Hanamichi terminò di leggere la lettera a le ripiegò, con un lieve sorriso, prima di sollevare gli occhi sul mare che stava facendo da sottofondo a tutte le sue giornate estive. Era l'inizio di luglio, la sua riabilitazione era cominciata da una decina di giorni e sarebbe durata fino a metà settembre. Quasi tre mesi per rimettere in sesto la sua schiena, e non solo, per assicurarsi che potesse proseguire con l'attività sportiva.

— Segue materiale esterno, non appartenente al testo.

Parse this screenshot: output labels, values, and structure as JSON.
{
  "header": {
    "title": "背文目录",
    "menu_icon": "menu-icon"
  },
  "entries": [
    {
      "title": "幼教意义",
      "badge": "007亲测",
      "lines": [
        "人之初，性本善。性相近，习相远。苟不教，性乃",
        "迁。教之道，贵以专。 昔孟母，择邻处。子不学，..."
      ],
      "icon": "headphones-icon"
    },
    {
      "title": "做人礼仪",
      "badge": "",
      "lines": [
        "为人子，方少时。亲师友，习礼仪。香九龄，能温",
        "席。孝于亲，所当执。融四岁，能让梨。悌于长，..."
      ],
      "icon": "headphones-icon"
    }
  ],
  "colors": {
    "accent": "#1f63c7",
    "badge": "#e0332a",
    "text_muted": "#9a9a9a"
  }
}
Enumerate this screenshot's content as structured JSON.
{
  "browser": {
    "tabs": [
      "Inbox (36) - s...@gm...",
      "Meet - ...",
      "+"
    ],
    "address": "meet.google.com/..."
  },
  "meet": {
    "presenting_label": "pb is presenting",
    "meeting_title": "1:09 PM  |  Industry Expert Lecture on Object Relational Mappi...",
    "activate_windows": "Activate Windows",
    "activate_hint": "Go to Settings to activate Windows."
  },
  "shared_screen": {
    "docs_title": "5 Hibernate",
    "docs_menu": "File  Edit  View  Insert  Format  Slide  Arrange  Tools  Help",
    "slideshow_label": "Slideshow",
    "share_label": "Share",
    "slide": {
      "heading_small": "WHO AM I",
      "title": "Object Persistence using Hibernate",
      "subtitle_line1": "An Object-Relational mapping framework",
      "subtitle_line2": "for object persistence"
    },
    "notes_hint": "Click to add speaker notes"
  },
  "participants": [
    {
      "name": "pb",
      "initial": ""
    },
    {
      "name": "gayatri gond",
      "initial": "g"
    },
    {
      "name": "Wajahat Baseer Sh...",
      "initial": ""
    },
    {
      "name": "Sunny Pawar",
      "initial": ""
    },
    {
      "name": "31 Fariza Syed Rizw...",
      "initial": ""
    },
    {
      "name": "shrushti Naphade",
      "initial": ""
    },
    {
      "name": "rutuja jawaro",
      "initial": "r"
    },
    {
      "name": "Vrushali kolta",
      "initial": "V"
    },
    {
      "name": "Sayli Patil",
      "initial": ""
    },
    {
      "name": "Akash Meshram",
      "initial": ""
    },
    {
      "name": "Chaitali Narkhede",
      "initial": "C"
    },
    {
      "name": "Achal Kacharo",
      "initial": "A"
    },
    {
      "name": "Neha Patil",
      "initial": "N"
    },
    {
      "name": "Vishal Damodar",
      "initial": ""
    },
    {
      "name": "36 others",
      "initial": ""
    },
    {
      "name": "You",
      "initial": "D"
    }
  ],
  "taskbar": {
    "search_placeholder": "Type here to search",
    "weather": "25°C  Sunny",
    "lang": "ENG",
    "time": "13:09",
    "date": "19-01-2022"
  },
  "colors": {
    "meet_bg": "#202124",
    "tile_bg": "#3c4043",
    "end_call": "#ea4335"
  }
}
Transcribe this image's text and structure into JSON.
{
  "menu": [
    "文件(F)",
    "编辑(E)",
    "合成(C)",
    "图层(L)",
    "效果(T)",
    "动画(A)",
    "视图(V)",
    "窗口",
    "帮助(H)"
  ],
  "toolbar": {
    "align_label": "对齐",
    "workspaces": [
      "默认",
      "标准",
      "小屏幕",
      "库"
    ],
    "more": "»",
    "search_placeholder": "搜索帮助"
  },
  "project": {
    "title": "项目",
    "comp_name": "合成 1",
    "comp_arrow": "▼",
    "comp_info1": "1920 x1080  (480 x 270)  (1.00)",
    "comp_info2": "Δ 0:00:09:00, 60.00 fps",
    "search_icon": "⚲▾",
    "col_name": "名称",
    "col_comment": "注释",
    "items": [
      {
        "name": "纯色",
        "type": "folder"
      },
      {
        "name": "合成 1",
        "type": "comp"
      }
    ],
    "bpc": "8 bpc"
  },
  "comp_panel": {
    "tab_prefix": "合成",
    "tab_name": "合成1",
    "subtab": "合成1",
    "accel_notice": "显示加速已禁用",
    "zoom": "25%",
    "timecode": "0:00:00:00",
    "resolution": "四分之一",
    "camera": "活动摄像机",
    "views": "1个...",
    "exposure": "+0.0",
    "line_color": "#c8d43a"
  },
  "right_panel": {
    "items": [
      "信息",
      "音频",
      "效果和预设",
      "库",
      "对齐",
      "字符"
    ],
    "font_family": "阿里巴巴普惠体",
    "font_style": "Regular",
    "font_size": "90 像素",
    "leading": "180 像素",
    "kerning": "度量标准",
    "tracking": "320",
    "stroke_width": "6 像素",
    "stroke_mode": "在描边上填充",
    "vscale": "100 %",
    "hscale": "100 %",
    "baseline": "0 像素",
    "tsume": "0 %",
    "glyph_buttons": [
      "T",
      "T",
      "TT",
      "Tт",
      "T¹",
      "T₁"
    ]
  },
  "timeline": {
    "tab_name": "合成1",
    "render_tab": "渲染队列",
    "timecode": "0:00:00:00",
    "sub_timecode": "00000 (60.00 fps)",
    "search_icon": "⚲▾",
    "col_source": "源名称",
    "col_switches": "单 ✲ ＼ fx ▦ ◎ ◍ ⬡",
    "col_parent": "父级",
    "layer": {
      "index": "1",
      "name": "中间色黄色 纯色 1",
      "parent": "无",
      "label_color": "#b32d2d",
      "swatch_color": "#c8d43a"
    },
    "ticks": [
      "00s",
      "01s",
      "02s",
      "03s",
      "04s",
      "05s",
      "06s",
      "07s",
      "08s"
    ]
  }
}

Dopo i primi giorni di esami del sangue, TAC, risonanze magnetiche, radiografie che avevano escluso la presenza di fratture o altri traumi che avrebbero richiesto un'operazione chirurgica e non meno di otto mesi di recupero, erano cominciati gli esercizi di fisioterapia, molto blandi poiché in principio si mirava alla diminuzione del dolore fino alla progressiva scomparsa. Ogni giorno veniva visitato da cima a fondo, per assicurarsi che nulla fosse storto rispetto al giorno prima; doveva anche stare a riposo, sebbene gli pesasse immensamente, più avanti sarebbero cominciati i massaggi e la riabilitazione più intensa, ma per fortuna aveva molto tempo libero al pomeriggio dopo le mattinate sfiancanti, specie perché il dolore andava e veniva...e quando veniva, era davvero intenso.*
Hanamichi doveva ammettere di sentirsi già un po' meglio, la clinica era composta da ottimi professionisti e l'aria di mare non poteva che giovargli – e dopotutto lui era un tensai, si sarebbe ripreso molto prima di un normale tizio qualunque -. Sarebbe rientrato a scuola tardi e stava anche perdendo gli ultimi giorni di lezione prima delle vacanze estive**, ma ciò non significava che fosse esente dai compiti, il preside aveva chiamato direttamente per far sapere che. tramite la clinica, avrebbe ricevuto il carico di lavoro da svolgere.
Malgrado i piagnistei iniziali, Hanamichi si era dovuto arrendere e aveva cominciato a rifugiarsi sulla spiaggia per studiare, gli riusciva meglio, e nei suoi molti pomeriggi di solitudine si era quasi appassionato a certe materie, come storia e letteratura, mentre sul fronte scientifico aveva più difficoltà e talvolta chiedeva aiuto alle infermiere.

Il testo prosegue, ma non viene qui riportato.